In the process of taking His towel Sri Bhagavan's hand came against the nest, which shook violently, so that one of the eggs dropped down. In this way the egg was cracked; Sri Bhagavan was taken aback, aghast. He cried out to Madhavan, the personal attendant. "Look, look what I have done today!" So saying, He took the cracked egg in His hand looked at it with His tender eyes, and exclaimed: "Oh, the poor mother will be so sorrow-stricken, perhaps angry with me also, at my causing the destruction of her expected little one! Can the cracked eggshell be pieced together again? Let us try!"
See Full Story

Other quotes on Vegetarianism:
According to the Roman poet Ovid (43BC), Pythagoras (580 BC) said: "As long as Man continues to be the ruthless destroyer of lower living beings he will never know health or peace. For as long as men massacre animals, they will kill each other. Indeed, he who sows the seed of murder and pain cannot reap joy and love."
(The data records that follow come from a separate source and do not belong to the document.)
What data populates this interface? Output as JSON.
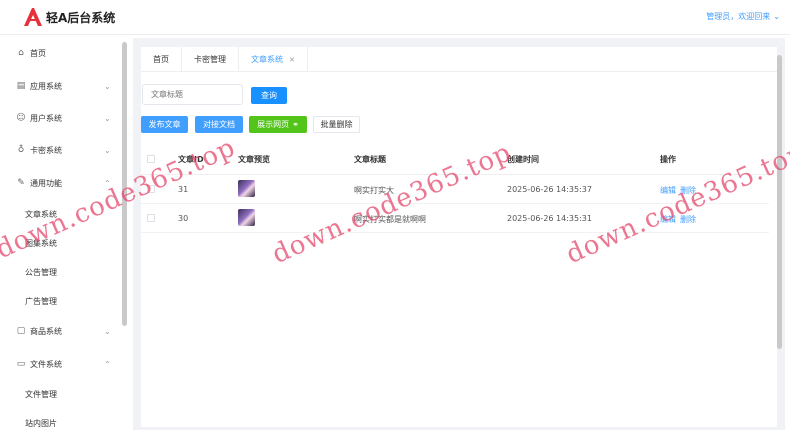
{
  "header": {
    "app_title": "轻A后台系统",
    "user_label": "管理员，欢迎回来",
    "brand_color": "#e5323c"
  },
  "sidebar": {
    "items": [
      {
        "label": "首页",
        "icon": "home-icon"
      },
      {
        "label": "应用系统",
        "icon": "app-icon"
      },
      {
        "label": "用户系统",
        "icon": "user-icon"
      },
      {
        "label": "卡密系统",
        "icon": "key-icon"
      },
      {
        "label": "通用功能",
        "icon": "edit-icon"
      },
      {
        "label": "商品系统",
        "icon": "bag-icon"
      },
      {
        "label": "文件系统",
        "icon": "folder-icon"
      }
    ],
    "general_sub": [
      "文章系统",
      "图集系统",
      "公告管理",
      "广告管理"
    ],
    "file_sub": [
      "文件管理",
      "站内图片"
    ]
  },
  "tabs": [
    {
      "label": "首页"
    },
    {
      "label": "卡密管理"
    },
    {
      "label": "文章系统"
    }
  ],
  "search": {
    "placeholder": "文章标题",
    "query_label": "查询"
  },
  "toolbar": {
    "publish_label": "发布文章",
    "api_doc_label": "对接文档",
    "demo_label": "展示网页",
    "batch_delete_label": "批量删除"
  },
  "table": {
    "columns": [
      "文章ID",
      "文章预览",
      "文章标题",
      "创建时间",
      "操作"
    ],
    "rows": [
      {
        "id": "31",
        "title": "啊实打实大",
        "created": "2025-06-26 14:35:37"
      },
      {
        "id": "30",
        "title": "啊实打实都是就啊啊",
        "created": "2025-06-26 14:35:31"
      }
    ],
    "edit_label": "编辑",
    "delete_label": "删除"
  },
  "watermark": "down.code365.top"
}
Both poet Percy Bysshe (1792-1822) and Mary Shelley were strong advocates of vegetarianism. Shelley wrote several essays on the subject, the most prominent of which being "A Vindication of Natural Diet" and "On the Vegetable System of Diet".

Shelley wrote: "If the use of animal food be, in consequence, subversive to the peace of human society, how unwarrantable is the injustice and the barbarity which is exercised toward these miserable victims. They are called into existence by human artifice that they may drag out a short and miserable existence of slavery and disease, that their bodies may be mutilated, their social feelings outraged. It were much better that a sentient being should never have existed, than that it should have existed only to endure unmitigated misery."

Shelley was a strong advocate for social justice for the lower classes. He witnessed many of the same mistreatments occurring in the domestication and slaughtering of animals, and he became a fighter for the rights of all living creatures that he saw being treated unjustly.